We get great looks at a few Nelson’s Sharp-tailed Sparrows this way (and I got a few weak photos) and we soon flushed a couple Salt Marsh Sharp-tailed Sparrows and a couple larger longer-tailed dark sparrows that had to be Seaside. With our ammodramus sparrow possibilities successfully exhausted we refocused on efforts on the elusive Yellow Rail.
|Nelson's Sharp-tailed Sparrow|
We took turns sprinting with the rope across the prairie and then would stop, panting to gaze out across the expanse of grass and needle-rush wonder wither these mouse-like birds might be lurking. Then another pair of us would take up the ends of the rope and make another dash across the marsh. It reminded Mike of football practice.
|North River Marsh|
Finally at the end of one of these runs a small bird flushed from the end of the rope and fluttered into a tall patch of needle rush. A Yellow Rail! But only Ali and I caught fleeting glimpses of it. So we regrouped and continued dragging the vicinity of our sighting, this time at a more deliberate pace. Surely there had to be others out here! After about 15 minutes, we flushed another and this time we got a much longer view and everybody was shouting with excitement…except for Mark and Elisa, who were off filling Robert Meehan’s shoes and falling into ditches and getting injured. Who said birding wasn’t a sport?
Finally, John Fussell arrived with a few other birders who were after Yellow Rail. So we dragged some more and flushed a third one, that fluttered around landed and then flushed again up within the group and fluttered away. Ali was so close that he could have reached out and caught it!
And that’s as far as we got with rails: 4 out of 6 possible species with Sora and Clapper being heard only. I knew we didn’t really have a chance for Black or King, but would have liked to see a Sora, which still cryptically avoids my life list.

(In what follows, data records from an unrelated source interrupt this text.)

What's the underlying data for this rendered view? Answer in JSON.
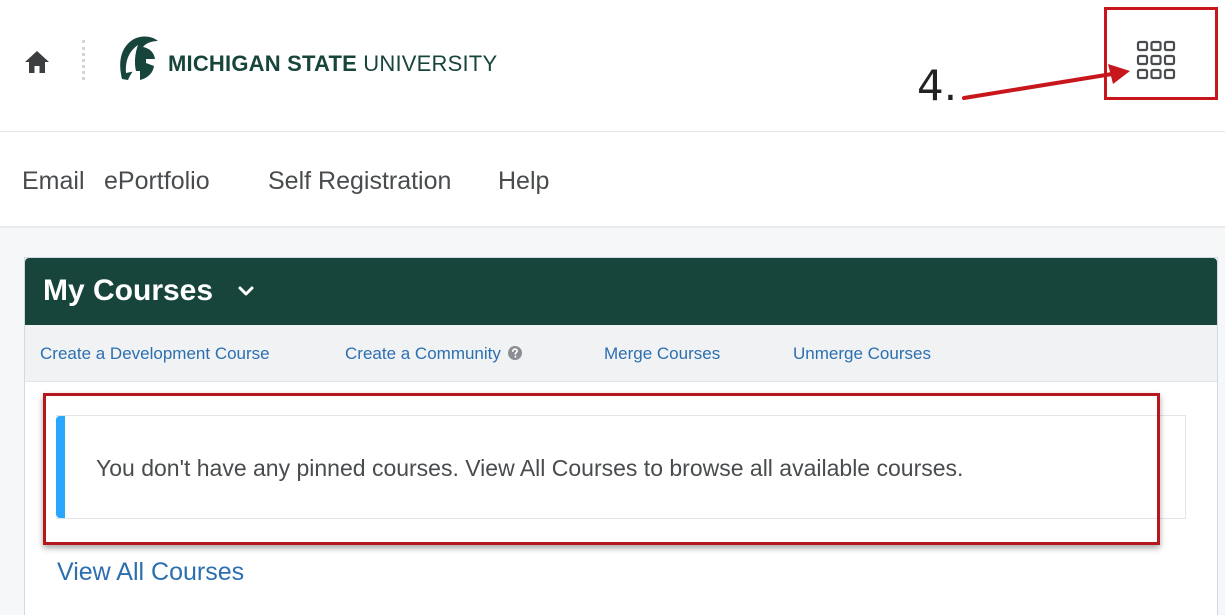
{
  "header": {
    "university_bold": "MICHIGAN STATE",
    "university_light": "UNIVERSITY",
    "annotation_label": "4.",
    "icons": {
      "home": "home-icon",
      "logo": "spartan-helmet-icon",
      "apps": "waffle-grid-icon"
    }
  },
  "nav": {
    "items": [
      {
        "label": "Email"
      },
      {
        "label": "ePortfolio"
      },
      {
        "label": "Self Registration"
      },
      {
        "label": "Help"
      }
    ]
  },
  "widget": {
    "title": "My Courses",
    "actions": [
      {
        "label": "Create a Development Course"
      },
      {
        "label": "Create a Community"
      },
      {
        "label": "Merge Courses"
      },
      {
        "label": "Unmerge Courses"
      }
    ],
    "alert_text": "You don't have any pinned courses. View All Courses to browse all available courses.",
    "view_all_label": "View All Courses"
  },
  "colors": {
    "brand_green": "#18453b",
    "link_blue": "#2c6fb0",
    "alert_accent": "#29a6ff",
    "annotation_red": "#c8161d"
  }
}
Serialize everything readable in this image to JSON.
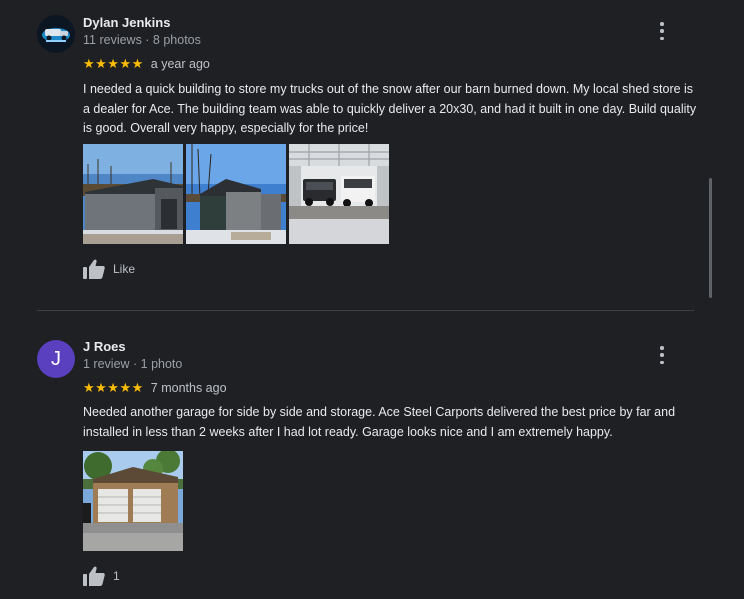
{
  "reviews": [
    {
      "name": "Dylan Jenkins",
      "meta": "11 reviews · 8 photos",
      "stars": "★★★★★",
      "rating": 5,
      "time": "a year ago",
      "text": "I needed a quick building to store my trucks out of the snow after our barn burned down. My local shed store is a dealer for Ace. The building team was able to quickly deliver a 20x30, and had it built in one day. Build quality is good. Overall very happy, especially for the price!",
      "like_label": "Like",
      "avatar_icon": "truck-logo"
    },
    {
      "name": "J Roes",
      "meta": "1 review · 1 photo",
      "stars": "★★★★★",
      "rating": 5,
      "time": "7 months ago",
      "text": "Needed another garage for side by side and storage. Ace Steel Carports delivered the best price by far and installed in less than 2 weeks after I had lot ready. Garage looks nice and I am extremely happy.",
      "like_label": "1",
      "avatar_letter": "J"
    }
  ],
  "colors": {
    "background": "#1f2023",
    "star": "#fbbc04",
    "avatar_letter_bg": "#5a3fbf"
  }
}
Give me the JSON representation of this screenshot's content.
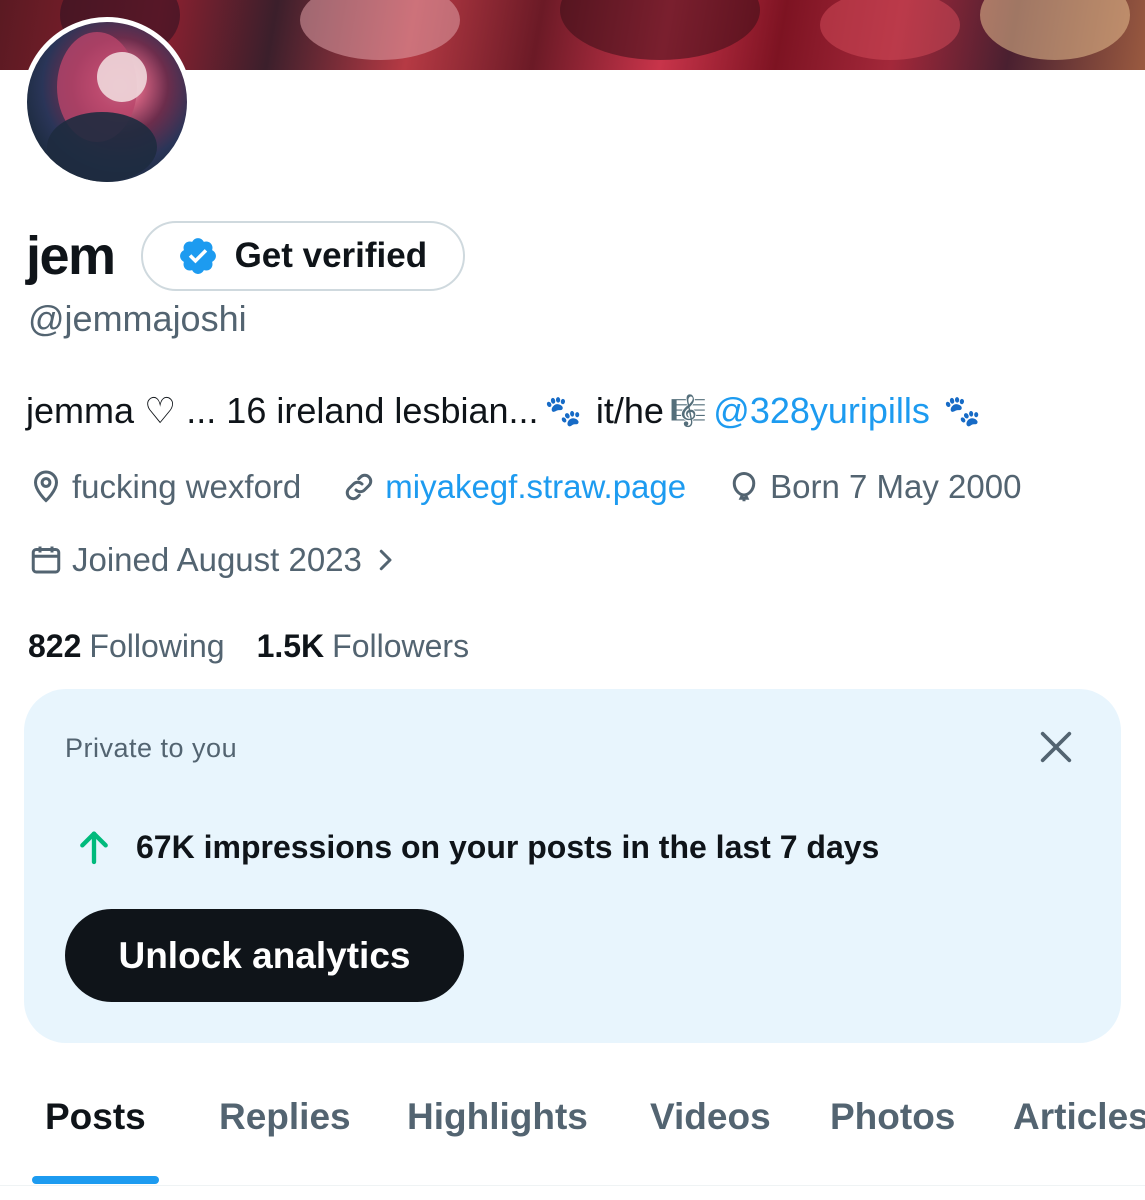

So with rail options exhausted and the day‘s ammodramus targets found, I convinced Mike, Ali and Mark to join me on a visit of the largest agricultural operation east of the Mississippi, the 40,000-acre Open Grounds Farm.
|Open Ground Farm|
After a bit of patience we were able to find our quarry, a single female Brewer’s Blackbird around the silos (lifer #1542!).
|Open Ground Farm silos (Brewer's Blackbird spot)|
We ended day one with a bit of sunset sea-watching at Atlantic Beach.
|Atlantic Beach sunset|
Almost immediately Fussell was able to call in a Barn Owl, which Ali spotlit giving us all great long looks of an amazing nocturnal predator (lifer # 1543!). There are several theories, but nobody is quite sure why Barn Owls have declined precipitously in North Carolina.
The main target for the day was Le Conte's Sparrow, of which I had seen several with John Fussell three weeks prior at this very site, so I was pretty confident about our chances.
And sure enough we ended up flushing at least six Le Conte's Sparrows, the first of which, just after dawn, sat up in a shrub for us for unusually excellent views and photos.
|Le Conte's Sparrow|
I had to dash back to Durham to make a family dinner while everybody else went to the power line cut where Mike and I had staked out a Henslow's Sparrow. So we ended up with five out of six ammodramus sparrows and the four rails. All together, we scored at least 20 lifers for the group. Not bad at all!